Exomiser
Exomiser copied to clipboard
Enable output-prefix on cli
Issue
Given I run the same sample using two separate analyses e.g. genome and exome presets
--analysis genome.yml --sample examples/pfeiffer-phenopacket.yml --vcf examples/Pfeiffer.vcf.gz
--analysis exome.yml --sample examples/pfeiffer-phenopacket.yml --vcf examples/Pfeiffer.vcf.gz
Exomiser will currently overwrite the results of the first with those of the second:
results/
├── Pfeiffer_exomiser.html
└── Pfeiffer_exomiser.json
This can be remedied by defining two job or output-option files:
# output-options-exomiser.yml
---
outputPrefix: results/pfeiffer-exomiser
and
# output-options-genomiser.yml
---
outputPrefix: results/pfeiffer-genomiser
--analysis genome.yml --sample examples/pfeiffer-phenopacket.yml --vcf examples/Pfeiffer.vcf.gz --output output-options-genomiser.yml
--analysis exome.yml --sample examples/pfeiffer-phenopacket.yml --vcf examples/Pfeiffer.vcf.gz --output output-options-exomiser.yml
would return the results:
results/
├── pfeiffer-genomiser.html
├── pfeiffer-genomiser.json
├── pfeiffer-exomiser.html
└── pfeiffer-exomiser.json
This is a better outcome but not necessarily the easiest for the user as they need to create a new file with which to specify the output options.
Solution
The simplest would be to add a new --output-prefix option which will replace the default:
--preset genome --sample examples/pfeiffer-phenopacket.yml --vcf examples/Pfeiffer.vcf.gz --output-prefix results/genomiser/Pfeiffer
--preset exome --sample examples/pfeiffer-phenopacket.yml --vcf examples/Pfeiffer.vcf.gz --output-prefix results/exomiser/Pfeiffer
which would produce output in two new directories:
results/genomiser/Pfeiffer.html
results/genomiser/Pfeiffer.json
results/exomiser/Pfeiffer.html
results/exomiser/Pfeiffer.json
or
--preset genome --sample examples/pfeiffer-phenopacket.yml --vcf examples/Pfeiffer.vcf.gz --output-prefix results/Pfeiffer-genomiser
--preset exome --sample examples/pfeiffer-phenopacket.yml --vcf examples/Pfeiffer.vcf.gz --output-prefix results/Pfeiffer-exomiser
which would produce output in the results directory:
results/Pfeiffer-genomiser.html
results/Pfeiffer-genomiser.json
results/Pfeiffer-exomiser.html
results/Pfeiffer-exomiser.json
Both --output
and --output-prefix
can be specified together like so:
# project-specific-output.yml
---
outputContributingVariantsOnly: true
numGenes: 10
minExomiserGeneScore: 0.7
#outputPrefix: results/exomiser-output
#out-format options: HTML, JSON, TSV_GENE, TSV_VARIANT, VCF (default: [HTML, JSON])
outputFormats: [ HTML, JSON, TSV_GENE ]
--preset genome --sample examples/pfeiffer-phenopacket.yml --vcf examples/Pfeiffer.vcf.gz --output-prefix results/genomiser/Pfeiffer --output project-specific-output.yml
--preset exome --sample examples/pfeiffer-phenopacket.yml --vcf examples/Pfeiffer.vcf.gz --output-prefix results/exomiser/Pfeiffer --output project-specific-output.yml
Here the --output-prefix
would override anything specified in the project-specific-output.yml
file.
@damiansm @pnrobinson Does anyone have a strong feeling about being able to change other output options, besides the outputPrefix
field?
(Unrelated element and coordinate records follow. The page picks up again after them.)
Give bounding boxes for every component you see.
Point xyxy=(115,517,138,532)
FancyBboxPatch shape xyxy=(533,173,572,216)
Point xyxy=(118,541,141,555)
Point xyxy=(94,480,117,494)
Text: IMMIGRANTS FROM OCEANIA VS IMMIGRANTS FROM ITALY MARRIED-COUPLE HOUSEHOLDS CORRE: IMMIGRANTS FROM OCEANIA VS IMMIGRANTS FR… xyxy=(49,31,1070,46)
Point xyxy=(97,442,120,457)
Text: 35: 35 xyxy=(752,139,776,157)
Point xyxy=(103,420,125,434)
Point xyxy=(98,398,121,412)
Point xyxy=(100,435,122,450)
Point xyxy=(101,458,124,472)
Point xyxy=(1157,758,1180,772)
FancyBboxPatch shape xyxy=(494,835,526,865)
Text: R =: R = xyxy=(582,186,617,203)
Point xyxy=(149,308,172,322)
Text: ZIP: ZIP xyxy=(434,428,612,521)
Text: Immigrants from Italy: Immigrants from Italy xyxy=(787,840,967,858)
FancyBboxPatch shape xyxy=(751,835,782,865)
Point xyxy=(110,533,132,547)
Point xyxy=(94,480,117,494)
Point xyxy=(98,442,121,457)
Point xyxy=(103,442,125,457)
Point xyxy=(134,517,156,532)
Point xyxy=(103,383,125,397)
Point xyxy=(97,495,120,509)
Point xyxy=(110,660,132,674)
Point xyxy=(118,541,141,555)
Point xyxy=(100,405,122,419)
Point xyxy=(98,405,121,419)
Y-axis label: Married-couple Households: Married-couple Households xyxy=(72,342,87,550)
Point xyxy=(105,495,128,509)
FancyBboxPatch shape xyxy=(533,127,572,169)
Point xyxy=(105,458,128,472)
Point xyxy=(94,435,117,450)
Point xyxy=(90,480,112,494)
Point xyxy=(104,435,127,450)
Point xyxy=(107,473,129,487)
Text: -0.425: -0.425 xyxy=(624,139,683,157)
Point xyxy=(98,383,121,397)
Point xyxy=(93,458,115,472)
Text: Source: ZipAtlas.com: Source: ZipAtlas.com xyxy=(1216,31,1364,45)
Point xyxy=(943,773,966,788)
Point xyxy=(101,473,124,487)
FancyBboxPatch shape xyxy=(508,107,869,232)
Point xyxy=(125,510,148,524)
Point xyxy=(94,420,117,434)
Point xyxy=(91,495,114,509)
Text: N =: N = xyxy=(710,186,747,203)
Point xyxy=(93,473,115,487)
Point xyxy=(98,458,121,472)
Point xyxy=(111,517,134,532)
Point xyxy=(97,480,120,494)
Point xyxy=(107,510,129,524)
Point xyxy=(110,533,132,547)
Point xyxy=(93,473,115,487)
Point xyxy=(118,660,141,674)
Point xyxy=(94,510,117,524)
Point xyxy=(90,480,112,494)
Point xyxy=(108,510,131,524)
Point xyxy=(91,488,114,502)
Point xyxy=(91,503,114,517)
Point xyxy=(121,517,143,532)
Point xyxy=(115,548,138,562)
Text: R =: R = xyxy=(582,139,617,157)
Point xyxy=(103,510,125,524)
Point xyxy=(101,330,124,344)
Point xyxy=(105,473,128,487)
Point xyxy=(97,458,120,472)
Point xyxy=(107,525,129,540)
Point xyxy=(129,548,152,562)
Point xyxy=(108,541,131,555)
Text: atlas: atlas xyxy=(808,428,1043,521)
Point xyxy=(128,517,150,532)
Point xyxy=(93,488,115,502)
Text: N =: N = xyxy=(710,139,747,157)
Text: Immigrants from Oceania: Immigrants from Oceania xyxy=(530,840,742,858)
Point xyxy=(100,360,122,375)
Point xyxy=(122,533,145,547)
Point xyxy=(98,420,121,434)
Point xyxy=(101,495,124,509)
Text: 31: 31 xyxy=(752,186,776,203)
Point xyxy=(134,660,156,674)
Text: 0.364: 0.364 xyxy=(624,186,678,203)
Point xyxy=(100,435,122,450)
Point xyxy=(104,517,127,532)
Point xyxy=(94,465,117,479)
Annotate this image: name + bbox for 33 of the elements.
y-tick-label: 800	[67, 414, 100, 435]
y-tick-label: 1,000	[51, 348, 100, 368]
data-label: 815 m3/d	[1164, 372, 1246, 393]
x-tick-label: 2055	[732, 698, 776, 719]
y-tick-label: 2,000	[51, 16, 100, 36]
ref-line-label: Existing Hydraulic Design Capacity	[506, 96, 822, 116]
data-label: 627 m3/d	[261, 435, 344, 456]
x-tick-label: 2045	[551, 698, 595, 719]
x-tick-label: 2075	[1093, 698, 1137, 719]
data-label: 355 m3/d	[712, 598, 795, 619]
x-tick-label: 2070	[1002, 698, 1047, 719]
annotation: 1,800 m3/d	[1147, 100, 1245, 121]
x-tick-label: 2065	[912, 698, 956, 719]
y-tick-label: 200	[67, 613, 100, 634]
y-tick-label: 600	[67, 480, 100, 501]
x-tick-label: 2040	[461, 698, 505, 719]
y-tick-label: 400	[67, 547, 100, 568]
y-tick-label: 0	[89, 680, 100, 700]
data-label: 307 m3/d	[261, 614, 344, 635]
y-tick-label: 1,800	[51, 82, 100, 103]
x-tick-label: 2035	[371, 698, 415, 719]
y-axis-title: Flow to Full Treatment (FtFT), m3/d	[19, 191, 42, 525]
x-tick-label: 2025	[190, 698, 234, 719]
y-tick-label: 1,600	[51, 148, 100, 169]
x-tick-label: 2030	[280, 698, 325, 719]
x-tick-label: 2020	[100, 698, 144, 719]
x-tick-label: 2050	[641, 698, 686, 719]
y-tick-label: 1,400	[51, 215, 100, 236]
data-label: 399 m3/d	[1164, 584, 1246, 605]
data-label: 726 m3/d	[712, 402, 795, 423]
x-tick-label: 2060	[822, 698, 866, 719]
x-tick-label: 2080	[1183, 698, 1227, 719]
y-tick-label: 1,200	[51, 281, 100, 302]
These could be specified on the CLI like the output-prefix
to override any defaults. I don't think there would be any great need for this as its probably only the outputPrefix
which is the sort of thing which will need to be changed for each analysis.
These can all be specified before-hand in a job.yml using a Python string Template, but sometimes a cli option is more convenient.